Gameover Zeus & Cryptolocker Indictment: Over $100 Million Stolen
The Department of Justice today trumpeted the indictment a Russian national (Evgeniy Bogachev) for his leadership in two separate cybercrime schemes that stole over $100 million: Gameover Zeus & Cryptolocker. According to the DOJ:
Gameover Zeus is " the most sophisticated and damaging botnet we have ever encountered" and has infected between 500,000 and 1 million computers around the world. Once this program infected a computer, it stole passwords and financial information to facilitate the fraudulent wire transfers from victim's accounts to foreign bank accounts controlled by the criminals. "Individual fraudulent wire transfers conducted through Gameover Zeus commonly exceed $1 million."
Cryptolocker used malware to freeze target computers. The criminals would then send a ransom note demanding a $700 payment in bitcoin or untraceable credit cards to unlock the computer. Cryptolocker infected more than 234,000 computers worldwide, including more than 100,000 in the United States. The DOJ estimated that " the criminals behind Cryptolocker collected over $27 million in ransom payments from victims seeking to get access to their files back."
When I was an Assistant United States Attorney, I participated in some major cybercrime initiatives. After the fold, the reasons why I am more frightened than reassured by the DOJ's announcement.
1. The Financial Incentives For Cybercrime Are Enormous
Bogachev and his crew of Eastern European hackers are alleged to have pocketed more than $100 million from their cybercrime. TThe $27 million in ransoms collected to unfreeze computers attacked by Cryptolocker is particularly noteworthy. At a rate of $700/victim, that means that more than 35,000 people who knew that they were the victims of the Cryptolocker scheme decided to pay to try to get their data back. The price was apparently high enough to be profitable for the criminals, but not so high that victims would refuse to pay. If victims would rather pay than fight, the hackers will run wild.

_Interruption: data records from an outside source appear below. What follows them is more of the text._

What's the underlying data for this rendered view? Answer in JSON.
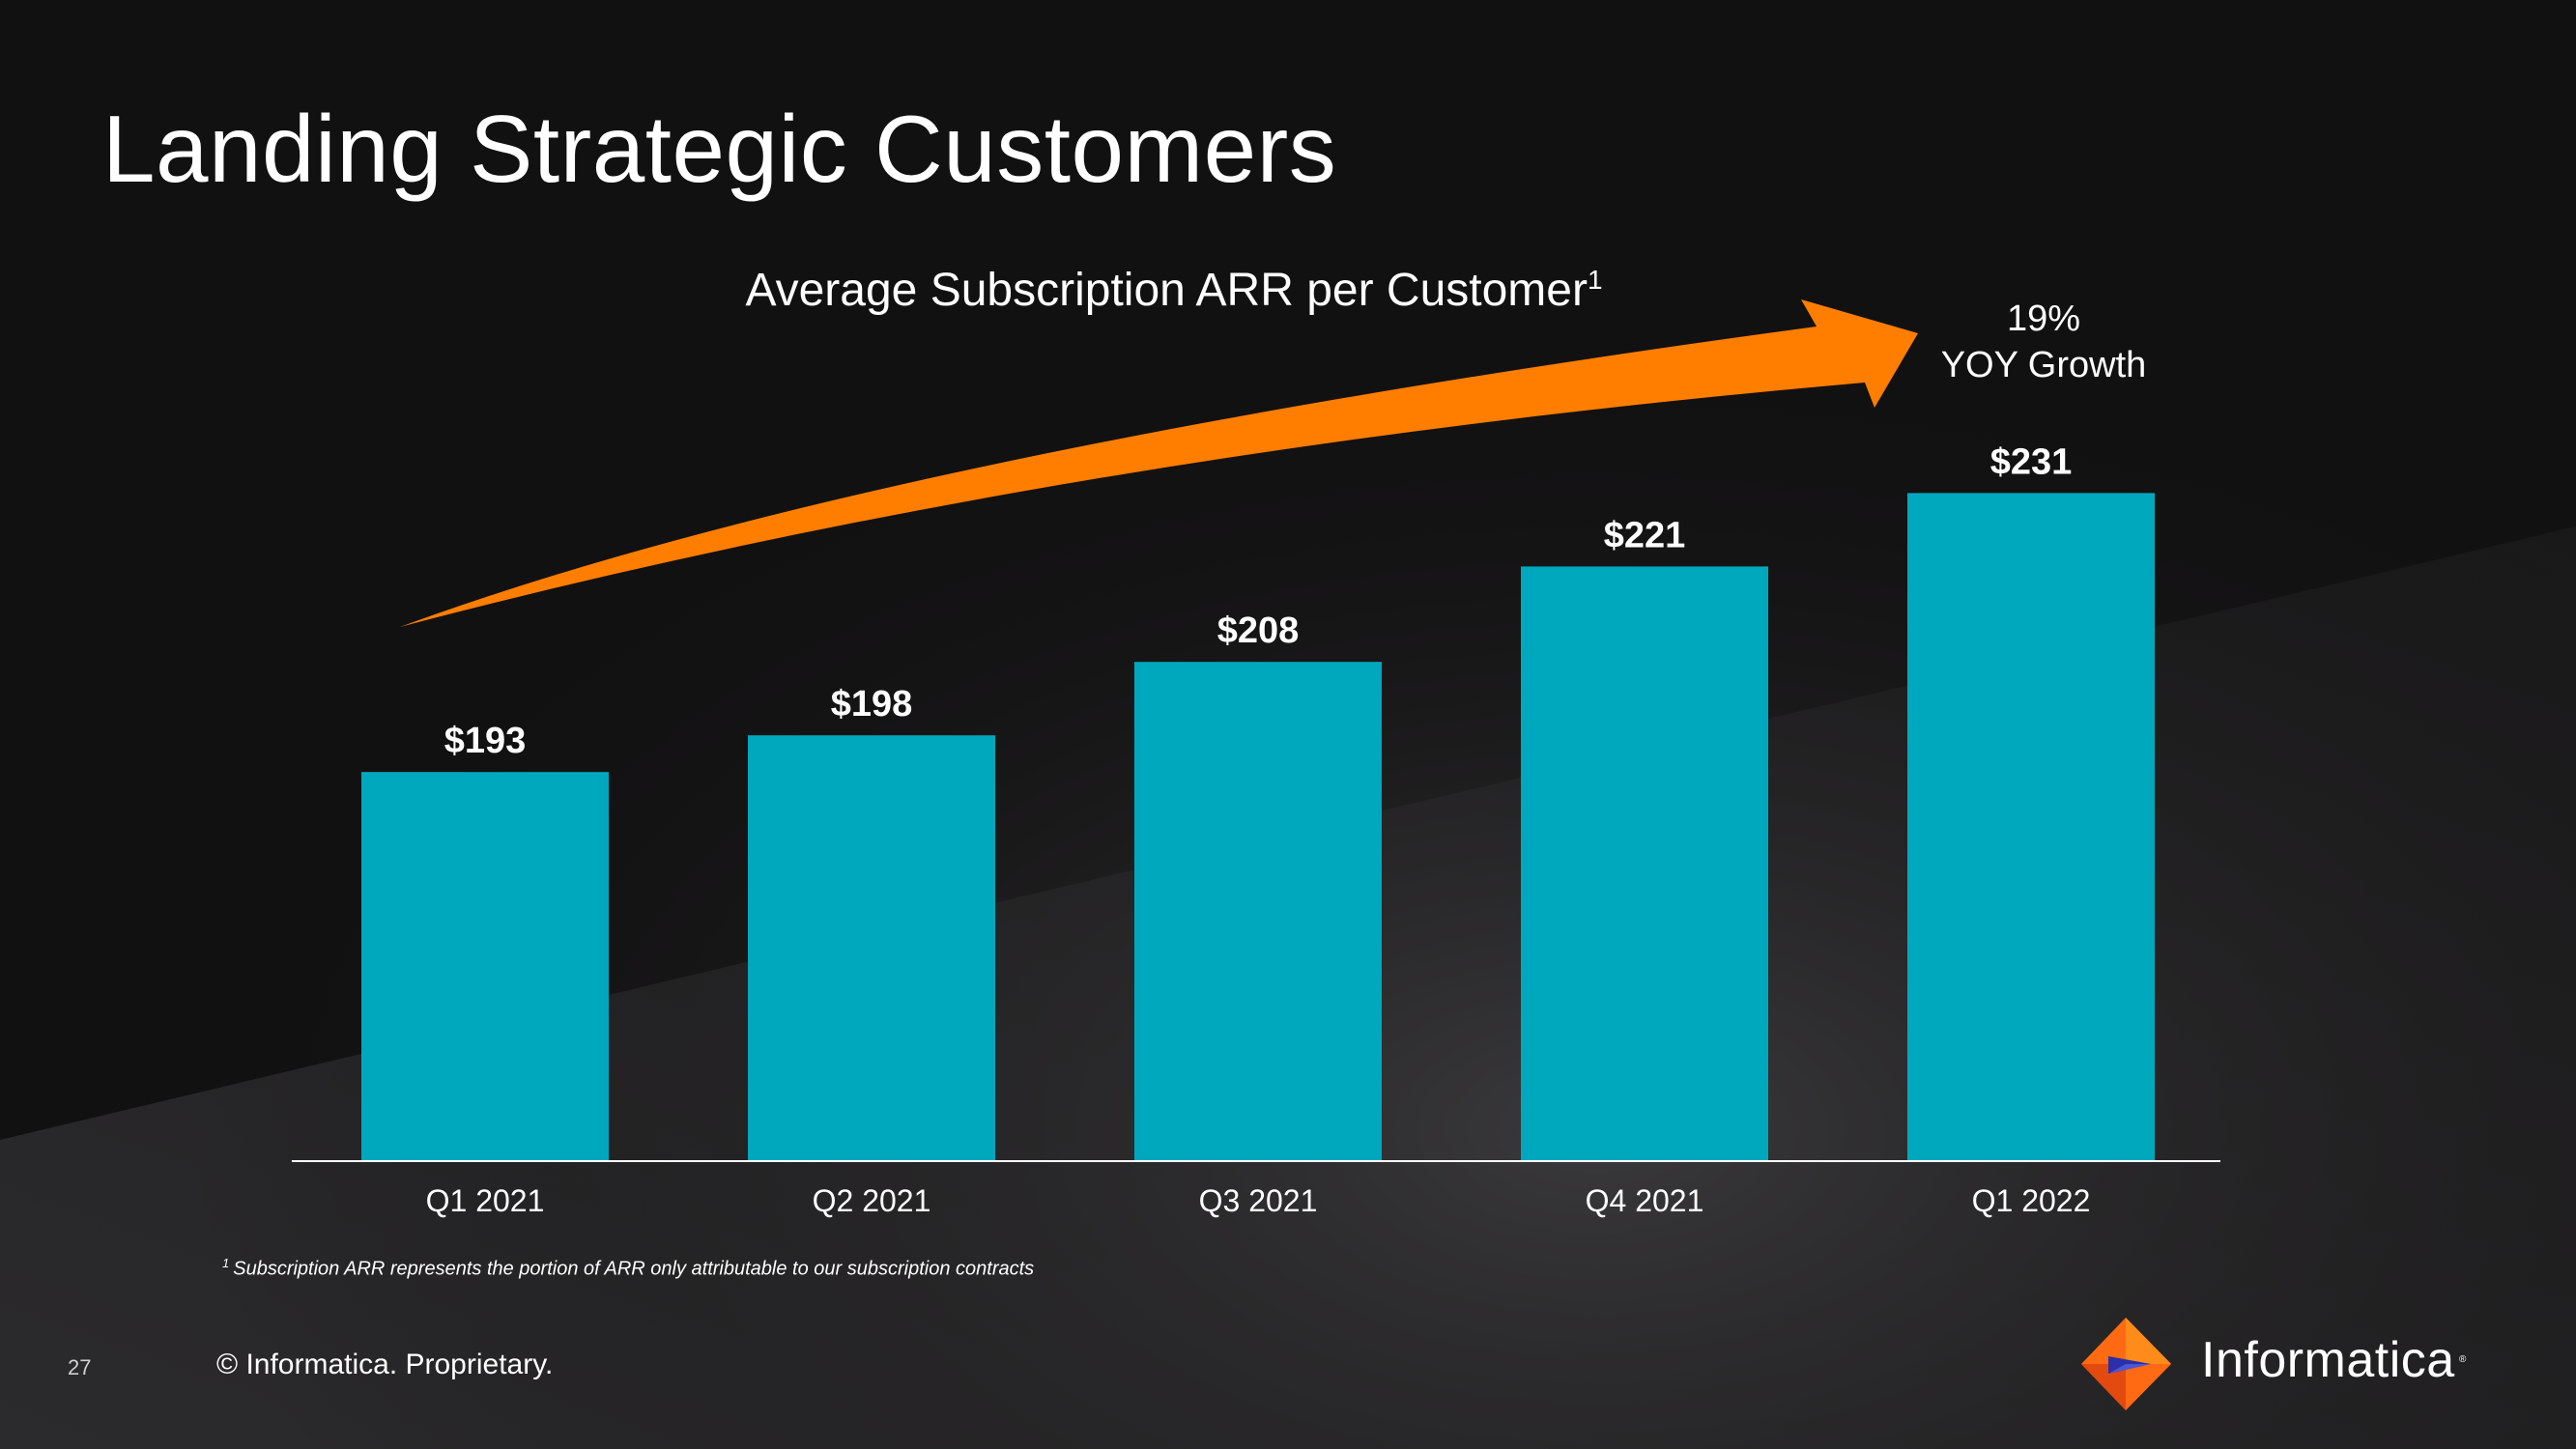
{
  "slide": {
    "title": "Landing Strategic Customers",
    "page_number": "27",
    "copyright": "© Informatica. Proprietary.",
    "footnote_marker": "1",
    "footnote": "Subscription ARR represents the portion of ARR only attributable to our subscription contracts",
    "brand": "Informatica",
    "brand_tm": "®"
  },
  "annotation": {
    "growth_line1": "19%",
    "growth_line2": "YOY Growth"
  },
  "chart_data": {
    "type": "bar",
    "title": "Average Subscription ARR per Customer",
    "title_superscript": "1",
    "categories": [
      "Q1 2021",
      "Q2 2021",
      "Q3 2021",
      "Q4 2021",
      "Q1 2022"
    ],
    "values": [
      193,
      198,
      208,
      221,
      231
    ],
    "data_labels": [
      "$193",
      "$198",
      "$208",
      "$221",
      "$231"
    ],
    "ylim": [
      140,
      235
    ],
    "grid": false,
    "legend": "none",
    "xlabel": "",
    "ylabel": ""
  },
  "colors": {
    "bar": "#00A8BD",
    "arrow": "#FF7E00",
    "background": "#121112",
    "text": "#FFFFFF"
  }
}
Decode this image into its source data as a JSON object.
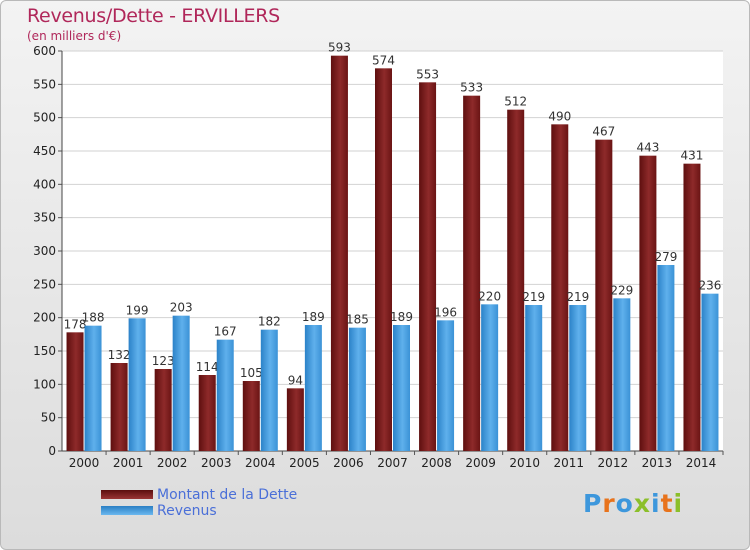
{
  "chart_data": {
    "type": "bar",
    "title": "Revenus/Dette - ERVILLERS",
    "subtitle": "(en milliers d'€)",
    "categories": [
      "2000",
      "2001",
      "2002",
      "2003",
      "2004",
      "2005",
      "2006",
      "2007",
      "2008",
      "2009",
      "2010",
      "2011",
      "2012",
      "2013",
      "2014"
    ],
    "series": [
      {
        "name": "Montant de la Dette",
        "color": "#7a1c1c",
        "values": [
          178,
          132,
          123,
          114,
          105,
          94,
          593,
          574,
          553,
          533,
          512,
          490,
          467,
          443,
          431
        ]
      },
      {
        "name": "Revenus",
        "color": "#3d97dc",
        "values": [
          188,
          199,
          203,
          167,
          182,
          189,
          185,
          189,
          196,
          220,
          219,
          219,
          229,
          279,
          236
        ]
      }
    ],
    "ylim": [
      0,
      600
    ],
    "yticks": [
      0,
      50,
      100,
      150,
      200,
      250,
      300,
      350,
      400,
      450,
      500,
      550,
      600
    ],
    "grid": true,
    "legend_position": "bottom-left"
  },
  "logo": {
    "letters": [
      "P",
      "r",
      "o",
      "x",
      "i",
      "t",
      "i"
    ],
    "colors": [
      "#3d97dc",
      "#e8731c",
      "#3d97dc",
      "#8bbf2a",
      "#3d97dc",
      "#e8731c",
      "#8bbf2a"
    ]
  }
}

The sophistication of Gameover Zeus is chilling. Hackers are always trying to gain access to passwords in order to empty bank accounts. Bogachev and his crew apparently were able to target small and medium size business that were likely to have online bank accounts, but unlikely to have sophisticated anti-hacking defenses. They were able to repeatedly steal more than $1 million before the DOJ was able to divert the attacks.
Like many recent cybercrimes, Gameover Zeus was run out of Ukraine (Kiev and Donetsk). In order to attack the scheme, the DOJ had to coordinate the seizure of servers in Canada, France, Germany, Luxembourg, the Netherlands, Ukraine and the United Kingdom. At the same time, the DOJ had to work with officials in each of those countries to redirect more than 300,00 computers from sending additional money to the criminals, even after the first wave of servers were seized.
2. Bitcoin and Untraceable Payments
This story provides a stark example of the danger posed by bitcoin and other cyber-currency. Bitcoin helps to make crime profitable because it is untraceable. Prior stories have highlighted bitcoin's appeal for drug dealers and others who trade in contraband. Bogachev and his cronies do not have to obtain, market and ship product to obtain their bitcoin or untraceable credit card payments. Their only overhead is the cost of developing their malware to infect computers and demand payment.
3. No Arrests Were Made
Only one individual was named in the indictment (Evgeniy Bogachev) and he has not been arrested. Bogachev apparently remains at liberty in Russia, and the DOJ is publicly appealing to the Russians to finally arrest him. "We are asking Russian law enforcement to take action to bring this defendant and those working with him to justice, and will work with our counterparts to do so." Given the state of foreign relations among Ukraine (where the schemes were implimented) and Russia (where Bogachev currently lives), I would not hold my breath awaiting his extradition.